🤖 AI Summary
To address the deployment inefficiency caused by the escalating scale of vision-language models (VLMs) and the lack of theoretical guarantees on semantic information preservation in existing compression methods, this paper proposes InfoPrune—a novel adaptive structured pruning framework grounded in the information bottleneck principle. Its core innovation lies in the first joint modeling of entropy-based effective rank (eRank) and Kolmogorov–Smirnov (KS) distance to quantify the information contribution of attention heads, thereby establishing a unified pruning criterion that simultaneously enforces structural sparsity and semantic fidelity. InfoPrune supports both training-aware pruning and training-free feedforward compression.
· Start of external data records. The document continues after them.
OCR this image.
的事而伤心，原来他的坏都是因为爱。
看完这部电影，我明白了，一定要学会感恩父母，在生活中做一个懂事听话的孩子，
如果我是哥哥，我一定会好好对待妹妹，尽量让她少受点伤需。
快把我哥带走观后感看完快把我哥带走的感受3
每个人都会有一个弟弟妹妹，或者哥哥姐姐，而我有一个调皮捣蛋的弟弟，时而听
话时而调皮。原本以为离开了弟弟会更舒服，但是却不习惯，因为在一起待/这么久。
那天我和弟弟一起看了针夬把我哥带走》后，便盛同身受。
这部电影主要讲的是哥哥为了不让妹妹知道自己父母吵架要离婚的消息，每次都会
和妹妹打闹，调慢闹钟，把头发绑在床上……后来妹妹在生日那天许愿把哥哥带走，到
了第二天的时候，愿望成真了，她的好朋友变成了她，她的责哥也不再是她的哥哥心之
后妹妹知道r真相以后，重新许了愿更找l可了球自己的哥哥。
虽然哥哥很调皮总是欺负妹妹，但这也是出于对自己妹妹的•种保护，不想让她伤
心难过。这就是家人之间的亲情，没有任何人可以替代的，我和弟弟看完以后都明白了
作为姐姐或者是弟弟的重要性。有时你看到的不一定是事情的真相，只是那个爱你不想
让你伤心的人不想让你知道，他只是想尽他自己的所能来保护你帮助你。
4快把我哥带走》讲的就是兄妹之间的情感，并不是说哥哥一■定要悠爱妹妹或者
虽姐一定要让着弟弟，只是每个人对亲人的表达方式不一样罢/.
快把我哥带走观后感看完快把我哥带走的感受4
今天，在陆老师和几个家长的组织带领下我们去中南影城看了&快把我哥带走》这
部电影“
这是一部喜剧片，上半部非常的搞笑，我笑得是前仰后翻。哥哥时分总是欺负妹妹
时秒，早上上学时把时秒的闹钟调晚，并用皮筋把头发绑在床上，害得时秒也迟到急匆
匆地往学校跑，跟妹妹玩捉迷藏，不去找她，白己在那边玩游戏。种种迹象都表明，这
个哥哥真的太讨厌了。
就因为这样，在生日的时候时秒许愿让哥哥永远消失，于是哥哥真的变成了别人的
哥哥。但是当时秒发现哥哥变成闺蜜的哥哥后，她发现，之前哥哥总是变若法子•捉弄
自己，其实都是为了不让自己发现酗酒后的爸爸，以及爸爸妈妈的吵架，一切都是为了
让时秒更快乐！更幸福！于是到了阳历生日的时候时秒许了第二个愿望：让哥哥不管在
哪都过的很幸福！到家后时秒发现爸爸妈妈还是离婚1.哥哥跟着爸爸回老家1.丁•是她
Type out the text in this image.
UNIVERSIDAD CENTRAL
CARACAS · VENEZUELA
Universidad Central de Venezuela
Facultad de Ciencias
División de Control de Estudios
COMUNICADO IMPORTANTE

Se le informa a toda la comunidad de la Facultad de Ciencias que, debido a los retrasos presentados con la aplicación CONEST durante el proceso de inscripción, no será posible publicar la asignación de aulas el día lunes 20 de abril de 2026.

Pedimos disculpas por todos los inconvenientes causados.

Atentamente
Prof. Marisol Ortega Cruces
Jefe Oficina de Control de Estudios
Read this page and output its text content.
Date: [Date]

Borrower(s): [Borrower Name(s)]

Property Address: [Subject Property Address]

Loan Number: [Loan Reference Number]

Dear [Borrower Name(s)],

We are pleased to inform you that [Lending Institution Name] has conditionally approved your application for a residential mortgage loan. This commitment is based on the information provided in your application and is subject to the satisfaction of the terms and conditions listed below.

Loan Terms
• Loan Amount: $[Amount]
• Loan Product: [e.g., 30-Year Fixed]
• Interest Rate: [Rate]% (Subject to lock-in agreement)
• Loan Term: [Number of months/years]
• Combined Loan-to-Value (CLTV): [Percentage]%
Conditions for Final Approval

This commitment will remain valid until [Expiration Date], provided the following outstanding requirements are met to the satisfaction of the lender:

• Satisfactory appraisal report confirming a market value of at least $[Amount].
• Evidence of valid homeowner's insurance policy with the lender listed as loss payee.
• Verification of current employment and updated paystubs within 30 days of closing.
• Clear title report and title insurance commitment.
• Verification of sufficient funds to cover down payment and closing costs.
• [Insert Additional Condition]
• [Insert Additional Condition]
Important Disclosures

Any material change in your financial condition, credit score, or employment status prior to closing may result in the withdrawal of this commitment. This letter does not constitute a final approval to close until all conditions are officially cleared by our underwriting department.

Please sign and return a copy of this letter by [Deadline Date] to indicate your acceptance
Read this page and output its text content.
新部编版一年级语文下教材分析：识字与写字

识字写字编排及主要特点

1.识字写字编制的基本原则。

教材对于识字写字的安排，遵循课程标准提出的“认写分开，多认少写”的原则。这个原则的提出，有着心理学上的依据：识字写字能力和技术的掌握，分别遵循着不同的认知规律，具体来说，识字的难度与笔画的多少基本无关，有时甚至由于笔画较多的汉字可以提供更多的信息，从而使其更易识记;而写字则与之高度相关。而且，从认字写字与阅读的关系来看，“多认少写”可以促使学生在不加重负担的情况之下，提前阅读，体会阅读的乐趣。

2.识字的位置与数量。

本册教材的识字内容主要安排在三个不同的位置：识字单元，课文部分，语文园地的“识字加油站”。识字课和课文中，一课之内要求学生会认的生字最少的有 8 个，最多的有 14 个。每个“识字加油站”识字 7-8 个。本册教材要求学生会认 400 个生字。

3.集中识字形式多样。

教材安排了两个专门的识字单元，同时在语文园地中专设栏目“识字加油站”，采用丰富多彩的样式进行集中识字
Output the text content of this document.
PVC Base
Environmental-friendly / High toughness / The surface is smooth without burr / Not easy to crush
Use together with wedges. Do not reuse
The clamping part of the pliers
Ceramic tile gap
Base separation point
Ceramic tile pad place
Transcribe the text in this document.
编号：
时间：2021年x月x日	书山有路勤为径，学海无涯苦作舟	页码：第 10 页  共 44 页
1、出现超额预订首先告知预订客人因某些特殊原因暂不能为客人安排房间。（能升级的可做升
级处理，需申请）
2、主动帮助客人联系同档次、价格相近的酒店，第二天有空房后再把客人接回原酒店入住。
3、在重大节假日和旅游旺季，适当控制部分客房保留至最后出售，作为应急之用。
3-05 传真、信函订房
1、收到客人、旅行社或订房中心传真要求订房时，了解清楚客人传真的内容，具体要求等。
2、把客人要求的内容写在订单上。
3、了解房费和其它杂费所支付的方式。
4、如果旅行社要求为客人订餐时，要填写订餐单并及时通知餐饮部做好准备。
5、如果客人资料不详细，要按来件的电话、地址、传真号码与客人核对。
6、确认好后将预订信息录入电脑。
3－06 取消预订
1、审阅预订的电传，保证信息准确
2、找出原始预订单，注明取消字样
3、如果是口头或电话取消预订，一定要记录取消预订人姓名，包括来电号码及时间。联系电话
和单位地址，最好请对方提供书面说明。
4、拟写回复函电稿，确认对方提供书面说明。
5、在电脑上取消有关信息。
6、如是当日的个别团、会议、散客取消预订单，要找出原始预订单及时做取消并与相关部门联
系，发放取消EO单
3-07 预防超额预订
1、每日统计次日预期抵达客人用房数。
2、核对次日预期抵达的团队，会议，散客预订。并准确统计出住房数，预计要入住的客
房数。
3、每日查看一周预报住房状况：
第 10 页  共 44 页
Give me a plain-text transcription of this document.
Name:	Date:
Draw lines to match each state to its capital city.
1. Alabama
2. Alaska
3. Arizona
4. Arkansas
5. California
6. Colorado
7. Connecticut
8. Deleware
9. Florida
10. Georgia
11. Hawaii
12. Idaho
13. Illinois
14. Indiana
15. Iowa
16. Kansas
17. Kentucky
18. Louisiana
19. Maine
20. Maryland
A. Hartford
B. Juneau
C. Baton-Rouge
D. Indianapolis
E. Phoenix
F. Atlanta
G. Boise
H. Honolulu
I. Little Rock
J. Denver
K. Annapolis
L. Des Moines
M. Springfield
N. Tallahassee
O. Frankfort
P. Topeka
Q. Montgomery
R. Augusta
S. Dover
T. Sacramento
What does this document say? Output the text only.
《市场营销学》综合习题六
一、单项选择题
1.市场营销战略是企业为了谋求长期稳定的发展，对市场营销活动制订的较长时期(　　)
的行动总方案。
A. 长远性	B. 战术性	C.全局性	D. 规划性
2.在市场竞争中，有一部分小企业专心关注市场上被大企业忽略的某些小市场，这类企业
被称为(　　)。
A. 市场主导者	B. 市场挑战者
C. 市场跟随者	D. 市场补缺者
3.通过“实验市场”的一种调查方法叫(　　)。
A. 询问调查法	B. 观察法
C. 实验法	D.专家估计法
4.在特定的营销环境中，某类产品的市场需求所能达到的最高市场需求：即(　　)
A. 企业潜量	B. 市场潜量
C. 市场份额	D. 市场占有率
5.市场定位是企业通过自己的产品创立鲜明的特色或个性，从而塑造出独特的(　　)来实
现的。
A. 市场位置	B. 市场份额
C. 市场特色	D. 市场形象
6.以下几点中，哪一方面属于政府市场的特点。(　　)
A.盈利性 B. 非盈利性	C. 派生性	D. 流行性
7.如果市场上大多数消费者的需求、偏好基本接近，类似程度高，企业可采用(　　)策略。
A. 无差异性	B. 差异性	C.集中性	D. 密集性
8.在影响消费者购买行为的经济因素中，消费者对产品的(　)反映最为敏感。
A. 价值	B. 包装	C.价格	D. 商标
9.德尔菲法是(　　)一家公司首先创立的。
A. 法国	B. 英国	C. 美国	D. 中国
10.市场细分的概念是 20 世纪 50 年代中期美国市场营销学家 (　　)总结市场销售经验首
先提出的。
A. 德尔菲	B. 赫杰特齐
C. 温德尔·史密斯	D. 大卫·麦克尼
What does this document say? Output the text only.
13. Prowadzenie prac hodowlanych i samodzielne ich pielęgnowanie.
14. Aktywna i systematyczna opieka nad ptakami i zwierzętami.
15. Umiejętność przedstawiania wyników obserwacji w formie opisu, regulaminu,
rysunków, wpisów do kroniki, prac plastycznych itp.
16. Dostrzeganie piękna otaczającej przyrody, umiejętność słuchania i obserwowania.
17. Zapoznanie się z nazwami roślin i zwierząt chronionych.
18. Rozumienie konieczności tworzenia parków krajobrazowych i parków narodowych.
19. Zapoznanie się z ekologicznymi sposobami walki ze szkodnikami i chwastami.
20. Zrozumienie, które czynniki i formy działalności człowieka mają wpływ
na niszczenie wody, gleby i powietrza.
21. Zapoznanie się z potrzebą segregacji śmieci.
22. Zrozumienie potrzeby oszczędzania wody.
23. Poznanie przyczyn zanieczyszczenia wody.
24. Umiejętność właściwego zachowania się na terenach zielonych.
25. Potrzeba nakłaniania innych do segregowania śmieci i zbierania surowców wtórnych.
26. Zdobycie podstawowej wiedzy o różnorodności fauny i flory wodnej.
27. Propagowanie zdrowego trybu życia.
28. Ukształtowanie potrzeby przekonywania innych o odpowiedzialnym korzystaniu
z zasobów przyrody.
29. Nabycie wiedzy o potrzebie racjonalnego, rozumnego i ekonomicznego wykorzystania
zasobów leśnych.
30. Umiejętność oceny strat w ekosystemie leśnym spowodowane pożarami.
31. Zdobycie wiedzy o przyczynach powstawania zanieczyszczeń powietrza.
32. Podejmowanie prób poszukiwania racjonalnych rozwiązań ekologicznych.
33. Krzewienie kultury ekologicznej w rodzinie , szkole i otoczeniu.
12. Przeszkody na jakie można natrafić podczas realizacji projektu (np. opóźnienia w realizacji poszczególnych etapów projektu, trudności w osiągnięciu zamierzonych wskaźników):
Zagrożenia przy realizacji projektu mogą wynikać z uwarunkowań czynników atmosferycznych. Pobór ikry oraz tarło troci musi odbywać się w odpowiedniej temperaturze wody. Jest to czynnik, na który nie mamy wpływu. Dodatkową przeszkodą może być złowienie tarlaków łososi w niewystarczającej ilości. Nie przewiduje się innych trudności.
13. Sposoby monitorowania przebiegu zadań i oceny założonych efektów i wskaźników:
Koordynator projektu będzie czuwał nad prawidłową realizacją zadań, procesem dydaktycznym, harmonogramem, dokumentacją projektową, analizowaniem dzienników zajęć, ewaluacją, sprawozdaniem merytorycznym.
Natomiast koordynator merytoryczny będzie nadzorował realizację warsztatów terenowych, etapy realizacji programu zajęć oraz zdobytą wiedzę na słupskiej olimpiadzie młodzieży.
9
Evaluated on VQAv2, TextVQA, and GQA, it achieves up to 3.2× FLOPs reduction and 1.8× inference speedup with less than 0.5% accuracy degradation—substantially outperforming state-of-the-art baselines.
📝 Abstract
Recent advances in vision-language models (VLMs) have shown remarkable performance across multimodal tasks, yet their ever-growing scale poses severe challenges for deployment and efficiency. Existing compression methods often rely on heuristic importance metrics or empirical pruning rules, lacking theoretical guarantees about information preservation. In this work, we propose InfoPrune, an information-theoretic framework for adaptive structural compression of VLMs. Grounded in the Information Bottleneck principle, we formulate pruning as a trade-off between retaining task-relevant semantics and discarding redundant dependencies. To quantify the contribution of each attention head, we introduce an entropy-based effective rank (eRank) and employ the Kolmogorov--Smirnov (KS) distance to measure the divergence between original and compressed structures. This yields a unified criterion that jointly considers structural sparsity and informational efficiency. Building on this foundation, we further design two complementary schemes: (1) a training-based head pruning guided by the proposed information loss objective, and (2) a training-free FFN compression via adaptive low-rank approximation. Extensive experiments on VQAv2, TextVQA, and GQA demonstrate that InfoPrune achieves up to 3.2x FLOP reduction and 1.8x acceleration with negligible performance degradation, establishing a theoretically grounded and practically effective step toward efficient multimodal large models.